Better late than never. Prior to 2017 Power BI Data Insights Summit, Microsoft published here three challenges, including a complex data preparation. So, I had to try it.
At the time, I was too busy to submit my solution, but I planned to share it at DataChant. You can also learn how the challenge was solve by the winner of the challenge, Rishi Sapra, here.
Download my solution pbix file here.
Here is the challenge in a nutshell:
Hawaii Tourism Authority provides detailed data for visitors. Unfortunately, this data is buried in somewhat cumbersome table layouts. For this challenge, prep the data to visualize trends in Hawaii tourism:
- Where are people visiting from?
- Has there been any interesting shifts in what regions visit Hawaii in general or specific islands in particular?
- What months are the busiest by Island?
The source data is an Excel workbook (available here), which contains a stack of summarized tables per year on a single worksheet. While the initial obstacle is to find out how to append all the tables together, and unpivot the tables, you will soon, discover that many values in this workbook need a proper normalization, as each island and some countries are represented with different names.
To solve the mismatching island names, I created a conversion table for the islands, which contains the pairs of source islands and their normalized name. By transposing the table conversion, as shown in the diagram below, we can quickly convert any island value in our fact table to its proper normalized value.
And here is the function that normalize the island values, based on the conversion table #”Island Conversion Table” (the right table in the diagram above).
(txt) => try Table.Column(#"Island Conversion Table", Text.From(txt)){0} otherwise txt
To create a good star schema in the Data Model, I used Reference + Remove Duplicates in Query Editor on the fact tables to create the tables Countries and Flight Types. As an alternative approach, I also used the Enter Data feature, to create the Islands lookup table.
And here is the Relationships view of the star schema. The two fact tables are located at the bottom. Both tables are connected in many to one relationship to Calendar, Islands, Flight Types. The Countries table is connected to Visitors by Origin.
I intended to write a more detailed post with the steps I used to resolve this challenge, but I am sure you will figure it out by yourself, after you give a good look at the pbix file. Download it here.
Have questions, or better ideas how to prepare this data for analysis? Please share it in the comments below.

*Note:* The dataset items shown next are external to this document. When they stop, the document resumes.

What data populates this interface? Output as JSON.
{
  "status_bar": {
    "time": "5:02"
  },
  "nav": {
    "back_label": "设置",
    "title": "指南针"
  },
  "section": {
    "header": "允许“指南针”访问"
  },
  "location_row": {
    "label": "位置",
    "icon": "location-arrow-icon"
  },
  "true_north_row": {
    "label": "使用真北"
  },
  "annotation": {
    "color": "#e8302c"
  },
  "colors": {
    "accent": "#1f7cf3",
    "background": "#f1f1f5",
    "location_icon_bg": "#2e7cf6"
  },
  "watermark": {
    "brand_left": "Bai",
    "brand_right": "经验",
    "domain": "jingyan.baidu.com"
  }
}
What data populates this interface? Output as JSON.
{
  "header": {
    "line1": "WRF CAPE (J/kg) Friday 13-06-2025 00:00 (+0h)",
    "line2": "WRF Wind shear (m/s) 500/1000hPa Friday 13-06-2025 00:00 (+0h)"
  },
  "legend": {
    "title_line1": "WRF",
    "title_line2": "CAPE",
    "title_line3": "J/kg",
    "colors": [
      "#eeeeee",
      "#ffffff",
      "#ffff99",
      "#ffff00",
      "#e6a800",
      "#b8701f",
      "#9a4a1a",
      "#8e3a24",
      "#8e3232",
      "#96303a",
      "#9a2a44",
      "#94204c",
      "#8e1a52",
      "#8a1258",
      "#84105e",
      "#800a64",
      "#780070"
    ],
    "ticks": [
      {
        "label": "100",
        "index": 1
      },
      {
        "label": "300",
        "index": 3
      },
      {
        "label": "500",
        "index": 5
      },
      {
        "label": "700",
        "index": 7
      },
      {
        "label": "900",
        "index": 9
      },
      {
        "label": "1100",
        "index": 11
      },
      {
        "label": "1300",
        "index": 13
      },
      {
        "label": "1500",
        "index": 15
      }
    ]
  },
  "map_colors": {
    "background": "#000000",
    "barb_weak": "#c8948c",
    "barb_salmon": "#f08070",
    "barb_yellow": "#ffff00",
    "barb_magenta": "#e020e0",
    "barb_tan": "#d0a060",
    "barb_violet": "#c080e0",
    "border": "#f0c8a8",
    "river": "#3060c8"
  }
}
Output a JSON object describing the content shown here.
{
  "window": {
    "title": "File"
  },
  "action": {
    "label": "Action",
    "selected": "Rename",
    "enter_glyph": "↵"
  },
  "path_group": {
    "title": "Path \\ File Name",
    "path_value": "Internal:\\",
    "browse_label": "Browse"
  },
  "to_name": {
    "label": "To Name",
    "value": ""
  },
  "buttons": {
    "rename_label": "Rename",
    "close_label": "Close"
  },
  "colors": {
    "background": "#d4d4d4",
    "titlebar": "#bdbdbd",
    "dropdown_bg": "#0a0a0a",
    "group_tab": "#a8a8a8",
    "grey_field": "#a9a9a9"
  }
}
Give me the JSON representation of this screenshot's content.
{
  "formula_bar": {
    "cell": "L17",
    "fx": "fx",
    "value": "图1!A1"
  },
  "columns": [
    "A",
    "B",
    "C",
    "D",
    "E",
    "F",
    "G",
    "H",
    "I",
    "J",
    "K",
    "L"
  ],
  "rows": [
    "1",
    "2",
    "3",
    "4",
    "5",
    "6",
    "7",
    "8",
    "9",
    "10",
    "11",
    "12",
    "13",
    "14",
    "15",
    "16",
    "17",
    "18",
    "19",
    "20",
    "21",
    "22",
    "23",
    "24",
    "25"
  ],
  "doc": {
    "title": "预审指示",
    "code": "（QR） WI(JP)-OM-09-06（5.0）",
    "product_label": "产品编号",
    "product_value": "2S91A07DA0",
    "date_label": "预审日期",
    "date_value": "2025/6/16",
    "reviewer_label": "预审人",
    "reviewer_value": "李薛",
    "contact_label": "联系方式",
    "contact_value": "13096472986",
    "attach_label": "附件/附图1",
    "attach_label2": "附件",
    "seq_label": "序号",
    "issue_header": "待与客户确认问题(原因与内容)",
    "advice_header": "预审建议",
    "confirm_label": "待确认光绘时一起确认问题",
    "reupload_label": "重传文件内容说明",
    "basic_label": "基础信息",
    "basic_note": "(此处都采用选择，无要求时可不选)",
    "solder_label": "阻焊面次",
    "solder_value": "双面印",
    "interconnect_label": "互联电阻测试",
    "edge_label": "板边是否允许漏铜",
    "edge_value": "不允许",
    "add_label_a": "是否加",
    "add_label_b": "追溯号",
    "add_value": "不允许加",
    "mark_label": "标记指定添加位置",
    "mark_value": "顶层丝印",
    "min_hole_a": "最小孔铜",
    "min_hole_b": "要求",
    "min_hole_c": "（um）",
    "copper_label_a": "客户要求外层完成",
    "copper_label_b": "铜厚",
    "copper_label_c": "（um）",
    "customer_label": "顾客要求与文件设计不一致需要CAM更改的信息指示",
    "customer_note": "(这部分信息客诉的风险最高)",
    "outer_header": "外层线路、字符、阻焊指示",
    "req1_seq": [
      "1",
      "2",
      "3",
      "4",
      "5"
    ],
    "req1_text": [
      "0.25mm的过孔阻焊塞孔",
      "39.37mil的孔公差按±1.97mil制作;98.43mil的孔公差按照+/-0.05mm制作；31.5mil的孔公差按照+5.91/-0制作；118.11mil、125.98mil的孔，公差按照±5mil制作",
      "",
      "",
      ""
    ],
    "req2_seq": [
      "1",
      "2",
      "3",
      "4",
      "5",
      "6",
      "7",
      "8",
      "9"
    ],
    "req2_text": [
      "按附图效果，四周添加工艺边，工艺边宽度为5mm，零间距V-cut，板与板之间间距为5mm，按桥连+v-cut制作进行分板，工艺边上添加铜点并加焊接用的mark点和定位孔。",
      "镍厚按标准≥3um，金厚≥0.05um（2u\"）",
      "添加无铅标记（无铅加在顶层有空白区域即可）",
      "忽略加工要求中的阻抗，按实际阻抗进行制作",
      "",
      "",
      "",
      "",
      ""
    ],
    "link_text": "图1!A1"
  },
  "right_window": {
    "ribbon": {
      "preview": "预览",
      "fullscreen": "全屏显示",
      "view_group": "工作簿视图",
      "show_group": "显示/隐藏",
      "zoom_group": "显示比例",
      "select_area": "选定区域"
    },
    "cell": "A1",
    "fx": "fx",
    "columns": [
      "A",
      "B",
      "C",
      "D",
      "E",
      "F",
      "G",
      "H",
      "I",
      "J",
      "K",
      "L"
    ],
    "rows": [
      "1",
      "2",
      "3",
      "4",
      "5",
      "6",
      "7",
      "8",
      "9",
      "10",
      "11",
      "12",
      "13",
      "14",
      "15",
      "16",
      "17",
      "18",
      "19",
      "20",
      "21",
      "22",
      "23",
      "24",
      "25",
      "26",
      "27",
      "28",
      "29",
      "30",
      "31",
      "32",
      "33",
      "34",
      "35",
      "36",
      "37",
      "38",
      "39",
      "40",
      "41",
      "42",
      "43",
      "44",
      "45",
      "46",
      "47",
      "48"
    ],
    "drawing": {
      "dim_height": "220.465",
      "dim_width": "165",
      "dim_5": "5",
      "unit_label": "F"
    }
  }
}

Nice Gil, thanks for the mention and I like the approach of doing it by year (it doesn’t require the helper file that my approach does). For the normalisation of the island/country names though, I think it’s better to use a mapping table which you then merge onto an appropraite column, returning only the island/country index number – there’s some strange ones in there (E.g. Switzerland called SWITZ-LAND or something in one of the sheets…so you can have all the various combinations as different columns!). Have a look at the file at https://1drv.ms/u/s!Ap_WTTa_A1G_iNBJwW9G-F26-Jb28g and let me know what you think!
Hi Rishi,
Thank you for sharing your work here. I agree that a mapping table and a Merge are easier, but theoretically speaking, a Merge will require higher computation time O(N^2), because each key value in the left table is matched against the keys in all the rows of the second table, while the function that I used is only O(N). With regards to the country names, I just used Replace value to show the simplest solution.
Thanks for posting this. Hopefully this exercise will be covered in your book upcoming book, where you take novice users through the entire process.
Thank you, Tom. I plan to create a different challenge in my book, and go over the steps with the readers. Perhaps one day, I will also share the steps here.